Science and Technology on Micro-System Laboratory, Shanghai Institute of Microsystem and Information Technology, Chinese Academy of Sciences, Shanghai 200050, China.
The School of Electronic, Electrical and Communication Engineering, University of Chinese Academy of Sciences, Beijing 100049, China.
Sensors (Basel). 2022 Dec 6;22(23):9526. doi: 10.3390/s22239526.

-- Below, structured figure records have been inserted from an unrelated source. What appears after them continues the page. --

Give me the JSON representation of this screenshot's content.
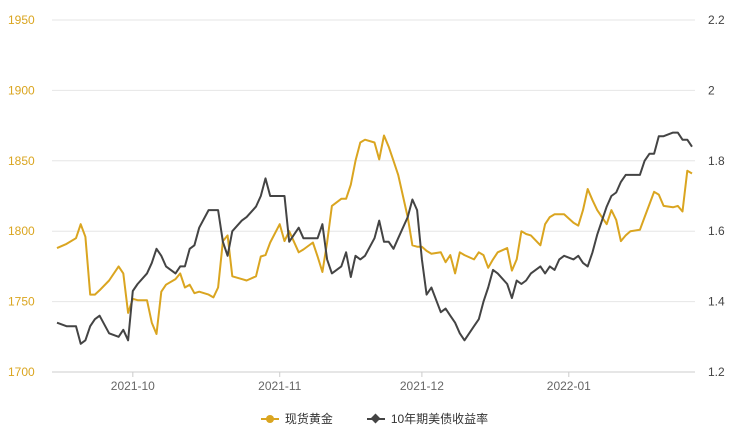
{
  "chart_data": {
    "type": "line",
    "x": [
      "2021-09-15",
      "2021-09-17",
      "2021-09-19",
      "2021-09-20",
      "2021-09-21",
      "2021-09-22",
      "2021-09-23",
      "2021-09-24",
      "2021-09-26",
      "2021-09-28",
      "2021-09-29",
      "2021-09-30",
      "2021-10-01",
      "2021-10-02",
      "2021-10-04",
      "2021-10-05",
      "2021-10-06",
      "2021-10-07",
      "2021-10-08",
      "2021-10-10",
      "2021-10-11",
      "2021-10-12",
      "2021-10-13",
      "2021-10-14",
      "2021-10-15",
      "2021-10-17",
      "2021-10-18",
      "2021-10-19",
      "2021-10-20",
      "2021-10-21",
      "2021-10-22",
      "2021-10-24",
      "2021-10-25",
      "2021-10-27",
      "2021-10-28",
      "2021-10-29",
      "2021-10-30",
      "2021-11-01",
      "2021-11-02",
      "2021-11-03",
      "2021-11-05",
      "2021-11-06",
      "2021-11-08",
      "2021-11-09",
      "2021-11-10",
      "2021-11-11",
      "2021-11-12",
      "2021-11-14",
      "2021-11-15",
      "2021-11-16",
      "2021-11-17",
      "2021-11-18",
      "2021-11-19",
      "2021-11-21",
      "2021-11-22",
      "2021-11-23",
      "2021-11-24",
      "2021-11-25",
      "2021-11-26",
      "2021-11-28",
      "2021-11-29",
      "2021-11-30",
      "2021-12-01",
      "2021-12-02",
      "2021-12-03",
      "2021-12-05",
      "2021-12-06",
      "2021-12-07",
      "2021-12-08",
      "2021-12-09",
      "2021-12-10",
      "2021-12-12",
      "2021-12-13",
      "2021-12-14",
      "2021-12-15",
      "2021-12-16",
      "2021-12-17",
      "2021-12-19",
      "2021-12-20",
      "2021-12-21",
      "2021-12-22",
      "2021-12-23",
      "2021-12-24",
      "2021-12-26",
      "2021-12-27",
      "2021-12-28",
      "2021-12-29",
      "2021-12-30",
      "2021-12-31",
      "2022-01-02",
      "2022-01-03",
      "2022-01-04",
      "2022-01-05",
      "2022-01-06",
      "2022-01-07",
      "2022-01-09",
      "2022-01-10",
      "2022-01-11",
      "2022-01-12",
      "2022-01-13",
      "2022-01-14",
      "2022-01-16",
      "2022-01-17",
      "2022-01-18",
      "2022-01-19",
      "2022-01-20",
      "2022-01-21",
      "2022-01-23",
      "2022-01-24",
      "2022-01-25",
      "2022-01-26",
      "2022-01-27"
    ],
    "series": [
      {
        "name": "现货黄金",
        "color": "#DAA520",
        "axis": "left",
        "values": [
          1788,
          1791,
          1795,
          1805,
          1796,
          1755,
          1755,
          1758,
          1765,
          1775,
          1770,
          1742,
          1752,
          1751,
          1751,
          1735,
          1727,
          1757,
          1762,
          1766,
          1770,
          1760,
          1762,
          1756,
          1757,
          1755,
          1753,
          1760,
          1793,
          1797,
          1768,
          1766,
          1765,
          1768,
          1782,
          1783,
          1792,
          1805,
          1793,
          1800,
          1785,
          1787,
          1792,
          1782,
          1771,
          1792,
          1818,
          1823,
          1823,
          1833,
          1850,
          1863,
          1865,
          1863,
          1851,
          1868,
          1860,
          1850,
          1840,
          1810,
          1790,
          1789,
          1789,
          1786,
          1784,
          1785,
          1778,
          1783,
          1770,
          1785,
          1783,
          1780,
          1785,
          1783,
          1774,
          1780,
          1785,
          1788,
          1772,
          1780,
          1800,
          1798,
          1797,
          1790,
          1805,
          1810,
          1812,
          1812,
          1812,
          1806,
          1804,
          1815,
          1830,
          1822,
          1815,
          1805,
          1815,
          1808,
          1793,
          1797,
          1800,
          1801,
          1810,
          1819,
          1828,
          1826,
          1818,
          1817,
          1818,
          1814,
          1843,
          1841
        ],
        "note": ""
      },
      {
        "name": "10年期美债收益率",
        "color": "#444444",
        "axis": "right",
        "values": [
          1.34,
          1.33,
          1.33,
          1.28,
          1.29,
          1.33,
          1.35,
          1.36,
          1.31,
          1.3,
          1.32,
          1.29,
          1.43,
          1.45,
          1.48,
          1.51,
          1.55,
          1.53,
          1.5,
          1.48,
          1.5,
          1.5,
          1.55,
          1.56,
          1.61,
          1.66,
          1.66,
          1.66,
          1.57,
          1.53,
          1.6,
          1.63,
          1.64,
          1.67,
          1.7,
          1.75,
          1.7,
          1.7,
          1.7,
          1.57,
          1.61,
          1.58,
          1.58,
          1.58,
          1.62,
          1.52,
          1.48,
          1.5,
          1.54,
          1.47,
          1.53,
          1.52,
          1.53,
          1.58,
          1.63,
          1.57,
          1.57,
          1.55,
          1.58,
          1.64,
          1.69,
          1.66,
          1.52,
          1.42,
          1.44,
          1.37,
          1.38,
          1.36,
          1.34,
          1.31,
          1.29,
          1.33,
          1.35,
          1.4,
          1.44,
          1.49,
          1.48,
          1.45,
          1.41,
          1.46,
          1.45,
          1.46,
          1.48,
          1.5,
          1.48,
          1.5,
          1.49,
          1.52,
          1.53,
          1.52,
          1.53,
          1.51,
          1.5,
          1.54,
          1.59,
          1.67,
          1.7,
          1.71,
          1.74,
          1.76,
          1.76,
          1.76,
          1.8,
          1.82,
          1.82,
          1.87,
          1.87,
          1.88,
          1.88,
          1.86,
          1.86,
          1.84
        ]
      }
    ],
    "x_ticks": [
      "2021-10",
      "2021-11",
      "2021-12",
      "2022-01"
    ],
    "y_left": {
      "ticks": [
        "1950",
        "1900",
        "1850",
        "1800",
        "1750",
        "1700"
      ],
      "range": [
        1700,
        1950
      ],
      "color": "#DAA520"
    },
    "y_right": {
      "ticks": [
        "2.2",
        "2",
        "1.8",
        "1.6",
        "1.4",
        "1.2"
      ],
      "range": [
        1.2,
        2.2
      ],
      "color": "#444444"
    },
    "grid": true,
    "legend_position": "bottom"
  },
  "legend": {
    "gold_label": "现货黄金",
    "yield_label": "10年期美债收益率"
  }
}
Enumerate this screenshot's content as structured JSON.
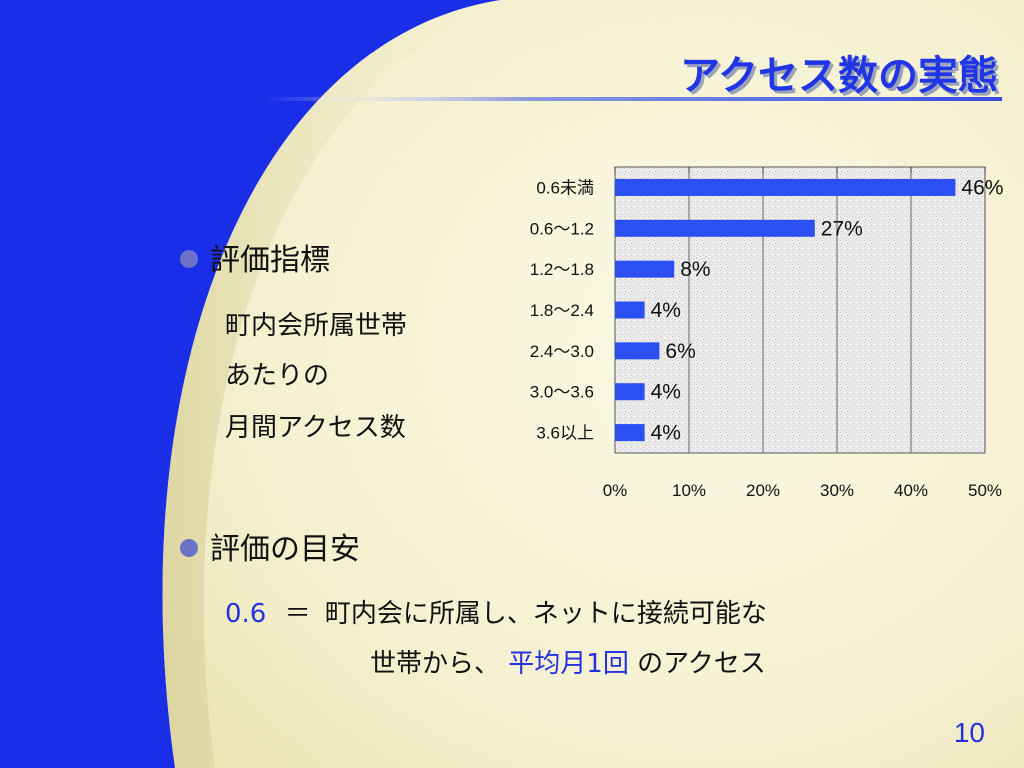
{
  "slide": {
    "title": "アクセス数の実態",
    "page_number": "10"
  },
  "section1": {
    "heading": "評価指標",
    "lines": [
      "町内会所属世帯",
      "あたりの",
      "月間アクセス数"
    ]
  },
  "section2": {
    "heading": "評価の目安",
    "eq_value": "0.6",
    "eq_sign": "＝",
    "line1_rest": "町内会に所属し、ネットに接続可能な",
    "line2_prefix": "世帯から、",
    "line2_highlight": "平均月1回",
    "line2_suffix": "のアクセス"
  },
  "colors": {
    "background_blue": "#1a2ee8",
    "panel_cream": "#f6f3d2",
    "bar_blue": "#2b4ff0",
    "title_blue": "#1f35e6"
  },
  "chart_data": {
    "type": "bar",
    "orientation": "horizontal",
    "categories": [
      "0.6未満",
      "0.6～1.2",
      "1.2～1.8",
      "1.8～2.4",
      "2.4～3.0",
      "3.0～3.6",
      "3.6以上"
    ],
    "values": [
      46,
      27,
      8,
      4,
      6,
      4,
      4
    ],
    "data_labels": [
      "46%",
      "27%",
      "8%",
      "4%",
      "6%",
      "4%",
      "4%"
    ],
    "xlim": [
      0,
      50
    ],
    "x_ticks": [
      "0%",
      "10%",
      "20%",
      "30%",
      "40%",
      "50%"
    ],
    "grid": true,
    "legend": "none"
  }
}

In recent years, with the rapid progress of unmanned aerial vehicle (UAV) technology, UAV-based systems have been widely used in both civilian and military applications. Researchers have proposed various network architectures and routing protocols to address the network connectivity problems associated with the high mobility of UAVs, and have achieved considerable results in a flying ad hoc network (FANET). Although scholars have noted various threats to UAVs in practical applications, such as local magnetic field variation, acoustic interference, and radio signal hijacking, few studies have taken into account the dynamic nature of these threat factors. Moreover, the UAVs' high mobility combined with dynamic threats makes it more challenging to ensure connectivity while adapting to ever-changing scenarios. In this context, this paper introduces the concept of threat probability density function (threat PDF) and proposes a particle swarm optimization (PSO)-based threat avoidance and reconnaissance FANET construction algorithm (TARFC), which enables UAVs to dynamically adapt to avoid high-risk areas while maintaining FANET connectivity. Inspired by the graph editing distance, the total edit distance (TED) is defined to describe the alterations of the FANET and threat factors over time. Based on TED, a dynamic threat avoidance and continuous reconnaissance FANET operation algorithm (TA&CRFO) is proposed to realize semi-distributed control of the network. Simulation results show that both TARFC and TA&CRFO are effective in maintaining network connectivity and avoiding threats in dynamic scenarios. The average threat value of UAVs using TARFC and TA&CRFO is reduced by 3.9927.51% and 3.0726.63%, respectively, compared with the PSO algorithm. In addition, with limited distributed moderation, the complexity of the TA&CRFO algorithm is only 20.08% of that of TARFC.
近年来,随着无人机 (UAV) 技术的飞速发展,基于无人机的系统已经在民用和军事应用中得到了广泛应用。研究人员提出了各种网络架构和路由协议来解决与无人机高机动性相关的网络连接问题,并在飞行自组织网络 (FANET) 中取得了相当大的成果。尽管学者们在实际应用中注意到了无人机面临的各种威胁,例如局部磁场变化、声干扰和无线电信号劫持,但很少有研究考虑到这些威胁因素的动态性质。此外,无人机的高机动性加上动态威胁,使得在适应不断变化的场景的同时确保连接性更加具有挑战性。在这种情况下,本文引入了威胁概率密度函数 (threat PDF) 的概念,并提出了一种基于粒子群优化 (PSO) 的威胁回避和侦察 FANET 构建算法 (TARFC),使无人机能够动态适应,避免高风险区域,同时保持 FANET 的连接性。受图编辑距离的启发,定义了总编辑距离 (TED) 来描述 FANET 和威胁因素随时间的变化。基于 TED,提出了一种动态威胁回避和连续侦察 FANET 操作算法 (TA&CRFO),以实现网络的半分布式控制。仿真结果表明,TARFC 和 TA&CRFO 都能有效地在动态场景中保持网络连接性和回避威胁。与 PSO 算法相比,使用 TARFC 和 TA&CRFO 的无人机的平均威胁值分别降低了 3.99%27.51%和 3.07%26.63%。此外,在有限的分布式调节下,TA&CRFO 算法的复杂度仅为 TARFC 的 20.08%。